Kembali ke tingkah tak etis dari petugas medis, ini adalah persoalan moral personal. Sama seperti profesi lain yang juga selalu ada ulah tak etis. Kendati dalam keseharian, para petugas medis sudah terbiasa dengan bagian tubuh manusian, tentu dalam kondisi tertentu akan saja kembali ke sisi manusiawi, birahi.
Sama seperti kelompok profesi lain. Ada guru cabul, polisi cabul, sampai pada guru ngaji pun ada yang cabul. Tokoh agama pun tak luput dari godaan cabul ini. Sekali lagi saya katakan, ini adalah moral personal bukan moral secara komunal. Di kalangan lokalisasi pun, mereka sering tampak santun di luar kamar tapi sangat cabul di dalam kamar.
Satu lagi bukti bila keilmuan medis tetap saja punya ulah tak etis adalah aksi Intan Ariani (19), yang membuang bayinya di Madiun, awal bulan Januari 2018 lalu. Intan ini adalah mahasiswi Akademi Kebidanan Stikes Bhakti Husada Muliya Kota Madiun. Wanita asal Desa Kemiri, Kecamatan Jenangan, Kabupaten Ponorogo, Jawa Timur, tega membuang bayi di pekarangan asrama akibat hubungan gelap.
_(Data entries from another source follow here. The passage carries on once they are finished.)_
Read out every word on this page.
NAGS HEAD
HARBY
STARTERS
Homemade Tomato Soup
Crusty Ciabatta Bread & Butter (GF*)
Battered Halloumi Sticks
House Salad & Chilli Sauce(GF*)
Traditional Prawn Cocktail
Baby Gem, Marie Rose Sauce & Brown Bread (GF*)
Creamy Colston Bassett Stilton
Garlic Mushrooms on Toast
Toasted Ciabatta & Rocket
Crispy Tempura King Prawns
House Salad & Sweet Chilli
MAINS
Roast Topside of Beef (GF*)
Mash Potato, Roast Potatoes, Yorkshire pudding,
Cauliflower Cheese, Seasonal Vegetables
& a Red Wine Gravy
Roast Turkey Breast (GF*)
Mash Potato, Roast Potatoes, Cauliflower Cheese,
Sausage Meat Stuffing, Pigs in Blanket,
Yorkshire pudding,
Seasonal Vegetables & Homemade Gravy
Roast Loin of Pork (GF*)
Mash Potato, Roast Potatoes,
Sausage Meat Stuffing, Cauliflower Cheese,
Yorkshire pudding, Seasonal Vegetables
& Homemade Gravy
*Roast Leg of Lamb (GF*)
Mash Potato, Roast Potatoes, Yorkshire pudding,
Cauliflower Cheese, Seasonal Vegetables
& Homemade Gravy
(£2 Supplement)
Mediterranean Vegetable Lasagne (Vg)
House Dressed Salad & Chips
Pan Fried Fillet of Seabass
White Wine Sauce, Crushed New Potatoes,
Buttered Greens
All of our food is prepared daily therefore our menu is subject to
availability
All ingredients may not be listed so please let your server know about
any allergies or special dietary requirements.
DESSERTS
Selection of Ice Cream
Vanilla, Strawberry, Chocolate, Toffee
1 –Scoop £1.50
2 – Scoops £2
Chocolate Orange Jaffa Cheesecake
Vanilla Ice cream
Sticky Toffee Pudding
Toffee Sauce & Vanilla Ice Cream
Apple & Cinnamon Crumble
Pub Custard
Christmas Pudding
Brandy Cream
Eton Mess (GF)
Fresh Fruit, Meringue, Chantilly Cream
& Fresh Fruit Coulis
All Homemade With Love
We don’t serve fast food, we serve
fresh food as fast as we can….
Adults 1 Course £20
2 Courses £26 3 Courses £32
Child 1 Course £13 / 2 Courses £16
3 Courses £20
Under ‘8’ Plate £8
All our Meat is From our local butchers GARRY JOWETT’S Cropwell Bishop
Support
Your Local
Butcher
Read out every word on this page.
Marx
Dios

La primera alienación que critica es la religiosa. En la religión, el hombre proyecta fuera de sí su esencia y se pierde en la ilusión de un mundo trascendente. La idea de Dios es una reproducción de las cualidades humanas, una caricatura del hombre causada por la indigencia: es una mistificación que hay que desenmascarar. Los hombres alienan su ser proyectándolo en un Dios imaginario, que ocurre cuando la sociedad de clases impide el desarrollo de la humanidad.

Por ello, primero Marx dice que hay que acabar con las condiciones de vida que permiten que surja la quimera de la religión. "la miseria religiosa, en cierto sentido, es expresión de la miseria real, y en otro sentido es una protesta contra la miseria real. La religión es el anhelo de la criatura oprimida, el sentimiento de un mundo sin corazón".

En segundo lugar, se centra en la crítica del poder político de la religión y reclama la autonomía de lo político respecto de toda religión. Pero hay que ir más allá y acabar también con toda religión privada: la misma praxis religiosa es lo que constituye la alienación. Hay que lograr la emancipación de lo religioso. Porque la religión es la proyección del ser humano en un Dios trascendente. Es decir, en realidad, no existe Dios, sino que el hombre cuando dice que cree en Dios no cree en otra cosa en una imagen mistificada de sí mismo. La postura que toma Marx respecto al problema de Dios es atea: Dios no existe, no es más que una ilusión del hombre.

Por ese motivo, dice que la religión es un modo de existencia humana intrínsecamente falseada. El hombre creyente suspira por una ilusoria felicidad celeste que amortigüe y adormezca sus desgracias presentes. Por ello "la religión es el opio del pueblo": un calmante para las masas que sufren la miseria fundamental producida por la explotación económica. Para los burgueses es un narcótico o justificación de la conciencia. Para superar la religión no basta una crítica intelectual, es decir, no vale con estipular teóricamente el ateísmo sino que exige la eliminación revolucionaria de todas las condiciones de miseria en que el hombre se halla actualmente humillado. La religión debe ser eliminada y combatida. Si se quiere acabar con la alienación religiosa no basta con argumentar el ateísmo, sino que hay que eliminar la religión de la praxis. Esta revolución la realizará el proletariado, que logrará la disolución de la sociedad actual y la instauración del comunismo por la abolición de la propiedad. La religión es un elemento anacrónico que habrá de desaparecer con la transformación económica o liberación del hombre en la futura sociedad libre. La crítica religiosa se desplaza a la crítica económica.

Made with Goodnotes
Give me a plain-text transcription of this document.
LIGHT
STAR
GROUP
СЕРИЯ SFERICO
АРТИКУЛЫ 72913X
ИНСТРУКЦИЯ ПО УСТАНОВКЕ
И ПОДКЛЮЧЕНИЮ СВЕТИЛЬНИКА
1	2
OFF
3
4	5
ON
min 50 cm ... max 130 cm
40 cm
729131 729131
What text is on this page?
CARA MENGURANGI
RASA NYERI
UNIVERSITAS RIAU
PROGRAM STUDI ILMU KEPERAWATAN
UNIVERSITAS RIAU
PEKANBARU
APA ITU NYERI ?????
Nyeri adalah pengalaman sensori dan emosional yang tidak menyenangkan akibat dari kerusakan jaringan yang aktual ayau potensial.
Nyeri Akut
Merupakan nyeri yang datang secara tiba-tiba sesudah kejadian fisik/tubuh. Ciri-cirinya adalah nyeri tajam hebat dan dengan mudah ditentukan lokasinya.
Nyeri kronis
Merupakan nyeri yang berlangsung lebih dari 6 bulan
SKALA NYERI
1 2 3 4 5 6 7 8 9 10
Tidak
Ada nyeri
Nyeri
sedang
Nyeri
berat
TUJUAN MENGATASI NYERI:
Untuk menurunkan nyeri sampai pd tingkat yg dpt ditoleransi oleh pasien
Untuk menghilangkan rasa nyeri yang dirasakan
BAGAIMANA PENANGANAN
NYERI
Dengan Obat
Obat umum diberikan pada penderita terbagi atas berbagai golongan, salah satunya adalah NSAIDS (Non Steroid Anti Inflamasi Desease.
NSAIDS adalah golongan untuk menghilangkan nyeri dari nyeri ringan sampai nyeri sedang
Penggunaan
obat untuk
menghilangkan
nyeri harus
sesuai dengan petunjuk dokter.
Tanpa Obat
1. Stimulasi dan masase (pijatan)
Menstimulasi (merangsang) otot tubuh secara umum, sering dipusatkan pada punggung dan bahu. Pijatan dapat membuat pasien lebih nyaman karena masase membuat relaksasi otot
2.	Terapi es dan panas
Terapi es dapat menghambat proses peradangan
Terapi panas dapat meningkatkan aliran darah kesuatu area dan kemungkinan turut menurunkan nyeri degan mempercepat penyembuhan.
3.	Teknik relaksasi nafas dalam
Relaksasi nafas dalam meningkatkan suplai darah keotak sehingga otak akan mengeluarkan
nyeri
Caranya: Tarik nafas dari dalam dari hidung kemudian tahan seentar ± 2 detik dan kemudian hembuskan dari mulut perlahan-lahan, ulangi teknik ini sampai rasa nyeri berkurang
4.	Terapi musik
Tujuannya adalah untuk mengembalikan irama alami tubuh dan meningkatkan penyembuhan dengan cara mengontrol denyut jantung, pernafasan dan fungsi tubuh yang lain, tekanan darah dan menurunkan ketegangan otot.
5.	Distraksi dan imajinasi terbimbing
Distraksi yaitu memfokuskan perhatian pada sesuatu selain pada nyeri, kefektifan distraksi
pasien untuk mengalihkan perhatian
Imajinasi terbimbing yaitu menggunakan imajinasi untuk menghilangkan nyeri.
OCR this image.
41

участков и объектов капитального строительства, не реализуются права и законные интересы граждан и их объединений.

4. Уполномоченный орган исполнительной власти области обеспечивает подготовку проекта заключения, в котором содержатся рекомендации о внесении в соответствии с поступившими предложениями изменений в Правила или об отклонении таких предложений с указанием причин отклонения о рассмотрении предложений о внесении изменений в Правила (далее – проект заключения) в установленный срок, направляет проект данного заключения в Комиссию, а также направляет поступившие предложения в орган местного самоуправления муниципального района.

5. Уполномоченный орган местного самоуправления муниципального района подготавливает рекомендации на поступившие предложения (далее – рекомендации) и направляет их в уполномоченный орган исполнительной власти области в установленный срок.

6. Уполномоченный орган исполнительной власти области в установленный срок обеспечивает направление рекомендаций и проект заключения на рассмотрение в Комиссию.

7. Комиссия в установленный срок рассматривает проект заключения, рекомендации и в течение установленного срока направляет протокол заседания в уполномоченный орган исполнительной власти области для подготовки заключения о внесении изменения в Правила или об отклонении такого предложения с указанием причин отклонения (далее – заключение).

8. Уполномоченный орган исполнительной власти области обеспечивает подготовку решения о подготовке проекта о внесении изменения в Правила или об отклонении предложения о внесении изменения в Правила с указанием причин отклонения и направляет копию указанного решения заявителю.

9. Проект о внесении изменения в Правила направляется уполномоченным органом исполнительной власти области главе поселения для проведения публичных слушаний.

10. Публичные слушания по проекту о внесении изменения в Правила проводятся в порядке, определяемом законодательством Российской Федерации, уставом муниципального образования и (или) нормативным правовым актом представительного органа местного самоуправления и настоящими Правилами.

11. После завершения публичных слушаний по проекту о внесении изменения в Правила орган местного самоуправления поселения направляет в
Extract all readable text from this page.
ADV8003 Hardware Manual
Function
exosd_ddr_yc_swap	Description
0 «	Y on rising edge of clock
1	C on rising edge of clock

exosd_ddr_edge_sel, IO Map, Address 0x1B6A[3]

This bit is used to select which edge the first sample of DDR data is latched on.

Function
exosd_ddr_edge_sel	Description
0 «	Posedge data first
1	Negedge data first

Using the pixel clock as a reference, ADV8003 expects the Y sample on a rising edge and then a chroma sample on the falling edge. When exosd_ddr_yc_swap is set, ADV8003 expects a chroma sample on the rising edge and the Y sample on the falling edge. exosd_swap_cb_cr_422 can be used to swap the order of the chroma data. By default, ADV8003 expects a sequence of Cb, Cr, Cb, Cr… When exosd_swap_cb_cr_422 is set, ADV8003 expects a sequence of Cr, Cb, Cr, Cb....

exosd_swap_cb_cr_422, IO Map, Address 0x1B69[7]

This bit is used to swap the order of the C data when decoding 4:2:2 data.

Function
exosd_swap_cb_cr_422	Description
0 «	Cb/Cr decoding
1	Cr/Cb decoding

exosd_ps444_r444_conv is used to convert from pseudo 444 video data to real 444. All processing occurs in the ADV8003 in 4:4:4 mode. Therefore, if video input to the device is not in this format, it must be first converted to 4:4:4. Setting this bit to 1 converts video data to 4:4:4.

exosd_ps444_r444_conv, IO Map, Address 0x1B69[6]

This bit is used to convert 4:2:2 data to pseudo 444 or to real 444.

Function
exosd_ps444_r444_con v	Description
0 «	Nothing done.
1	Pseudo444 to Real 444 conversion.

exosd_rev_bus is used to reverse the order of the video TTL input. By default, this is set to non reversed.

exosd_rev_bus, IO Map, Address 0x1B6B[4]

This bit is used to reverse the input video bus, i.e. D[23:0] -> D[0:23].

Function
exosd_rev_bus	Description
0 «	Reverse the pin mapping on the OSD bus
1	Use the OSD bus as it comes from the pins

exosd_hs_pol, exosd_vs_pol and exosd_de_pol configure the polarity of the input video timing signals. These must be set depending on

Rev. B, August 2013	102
Secara logika, dia adalah mahasiswi kebidanan yang seharusnya tahu bagaimana kehamilan dan cara-cara pencegahannya. Nyatanya, dia jebol juga hingga akhirnya kini dia pun dijebloskan ke tahanan. Nah kan.
Hanya saja ada satu pertanyaan yang menjadi ganjalan. Setahu saya, spesialis kandungan lebih banyak dari laki-lakinya daripada perempuannya. Saya pernah mencoba mencari spesialis kandungan wanita di sekitar tempat tinggal saya. Ada memang, tapi tidak semudah mencari dokter laki-laki yang spesialis kandungan.
Iseng saja saya ingin bertanya, apa tujuan kali pertama si dokter tersebut saat memilih spesialis kandungan sebagai S2 pendidikan kedokterannya?